Image: buses in 1950s Paris—standing room only here, but the passengers can at least get off at the back.
In a crowded bus, giving up your seat for someone else does not reduce the number of people who are standing; nor does it increase the number of people who are sitting. So, why would you do it?
The reasons seem obvious, if a young, fit person gives up their seat to someone who is disabled, elderly, pregnant. In Paris, the rule has been that priority is granted to mutilés de guerre, the war-wounded, who carried an authorisation that allowed them to claim, not a courtesy, but a legal right.
Image: copyright free.
Where the custom remains a courtesy, and not a right or duty, it is at least feasible that an elderly man might concede his seat to a young girl. Perhaps to a young, blind girl. The pecking order for bus seats isn’t everywhere as clearly regulated as it used to be in Paris.
My art master at school once boarded a crowded bus of schoolboys and evicted one of them from his seat with the words, “You stand up and let me sit next to this ravishing young lady.” The ravishing young lady was embarrassed and said nothing, nor did the rest of us, who still grinned cheekily at Alan Clark’s cheek, nestled, as it by then was, up to hers.
But, suppose a posse of old men entered a bus and told those in the front seats that they needed to vacate those seats and find a perch elsewhere on the conveyance? And then moved to the middle section to advise those who’d settled there that their seats were needed and they were to move to the back of the bus? And then approached the rear of the vehicle and ordered the folk there to vacate those seats as well?
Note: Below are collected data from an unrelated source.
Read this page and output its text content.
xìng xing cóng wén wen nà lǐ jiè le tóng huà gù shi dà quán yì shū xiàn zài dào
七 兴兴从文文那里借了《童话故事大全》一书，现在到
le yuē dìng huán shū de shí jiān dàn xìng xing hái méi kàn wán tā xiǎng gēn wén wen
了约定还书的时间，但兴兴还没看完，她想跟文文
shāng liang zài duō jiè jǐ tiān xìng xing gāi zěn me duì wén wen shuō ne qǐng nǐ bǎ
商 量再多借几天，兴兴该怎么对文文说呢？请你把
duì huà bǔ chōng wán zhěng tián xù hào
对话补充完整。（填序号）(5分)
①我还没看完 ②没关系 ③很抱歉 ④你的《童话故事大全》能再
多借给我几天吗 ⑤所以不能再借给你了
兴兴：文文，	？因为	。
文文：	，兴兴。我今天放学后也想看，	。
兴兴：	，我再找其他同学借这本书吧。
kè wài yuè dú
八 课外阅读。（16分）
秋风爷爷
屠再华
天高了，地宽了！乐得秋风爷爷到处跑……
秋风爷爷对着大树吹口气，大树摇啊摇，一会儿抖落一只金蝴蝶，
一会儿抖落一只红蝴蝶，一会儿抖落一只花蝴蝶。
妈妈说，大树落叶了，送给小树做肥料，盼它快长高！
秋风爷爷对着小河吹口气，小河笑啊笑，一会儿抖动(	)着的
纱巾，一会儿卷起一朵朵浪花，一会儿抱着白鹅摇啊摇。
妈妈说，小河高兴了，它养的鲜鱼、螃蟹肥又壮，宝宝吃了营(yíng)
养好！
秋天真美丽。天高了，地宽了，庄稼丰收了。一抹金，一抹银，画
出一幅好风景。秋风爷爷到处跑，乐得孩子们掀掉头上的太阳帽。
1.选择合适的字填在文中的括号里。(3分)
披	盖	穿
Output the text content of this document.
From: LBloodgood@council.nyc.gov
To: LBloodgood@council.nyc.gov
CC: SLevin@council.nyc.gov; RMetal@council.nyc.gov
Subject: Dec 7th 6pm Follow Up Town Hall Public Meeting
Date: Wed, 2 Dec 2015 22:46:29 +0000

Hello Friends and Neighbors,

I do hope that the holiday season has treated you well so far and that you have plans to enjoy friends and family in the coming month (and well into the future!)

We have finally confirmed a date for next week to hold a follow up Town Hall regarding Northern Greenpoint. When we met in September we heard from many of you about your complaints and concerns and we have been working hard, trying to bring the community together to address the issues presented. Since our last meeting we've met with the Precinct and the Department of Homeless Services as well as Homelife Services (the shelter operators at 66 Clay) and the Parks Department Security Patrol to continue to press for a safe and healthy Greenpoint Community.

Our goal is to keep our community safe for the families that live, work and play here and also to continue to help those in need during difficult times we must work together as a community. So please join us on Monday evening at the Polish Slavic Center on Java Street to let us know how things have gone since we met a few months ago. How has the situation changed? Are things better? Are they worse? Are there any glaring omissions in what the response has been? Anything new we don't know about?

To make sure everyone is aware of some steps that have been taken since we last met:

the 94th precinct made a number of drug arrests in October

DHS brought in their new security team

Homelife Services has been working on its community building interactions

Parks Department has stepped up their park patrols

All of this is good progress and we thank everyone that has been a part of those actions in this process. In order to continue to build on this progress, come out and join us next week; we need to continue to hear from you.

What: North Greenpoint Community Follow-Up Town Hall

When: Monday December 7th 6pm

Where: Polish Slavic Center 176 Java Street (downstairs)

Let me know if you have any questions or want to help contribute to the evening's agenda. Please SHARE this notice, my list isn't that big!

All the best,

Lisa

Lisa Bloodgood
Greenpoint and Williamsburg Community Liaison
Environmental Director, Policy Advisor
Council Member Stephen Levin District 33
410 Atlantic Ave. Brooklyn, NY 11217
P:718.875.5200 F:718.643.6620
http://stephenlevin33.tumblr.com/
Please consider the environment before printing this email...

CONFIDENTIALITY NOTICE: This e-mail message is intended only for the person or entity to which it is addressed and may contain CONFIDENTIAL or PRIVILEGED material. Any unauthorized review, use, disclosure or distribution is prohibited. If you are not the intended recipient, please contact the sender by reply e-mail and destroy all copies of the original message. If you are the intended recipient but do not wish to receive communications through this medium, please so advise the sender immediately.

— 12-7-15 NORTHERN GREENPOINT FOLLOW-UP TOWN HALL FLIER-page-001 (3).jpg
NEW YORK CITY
Where, then, would the bus’s initial occupants go to? And what right would the bus’s invaders have, to order such evacuation of the vehicle? What if the passengers appealed to the driver, only to find that the driver had changed and was no longer the man at the wheel when they had started their journey? “How will we get to our work? How will we get home? What about our livelihoods? Who is it who will come and take our places on the bus? Will they be deserving of our courtesy, demanded though that courtesy now be? And will there ever be a bus for us again?”
“We needed to eliminate your driver,” comes the reply. “Your driver was our enemy, and so we have replaced the driver, and now we will replace you, because we can. For, although replacing the driver was our aim, if we can succeed in that, we can remove you from our sight as well, and this we want, because this bus is ours and always has been. You must disembark from the bus, and how you get to work and how you get home and what happens to your livelihoods does not concern us. Not in the slightest. This bus is now ours.”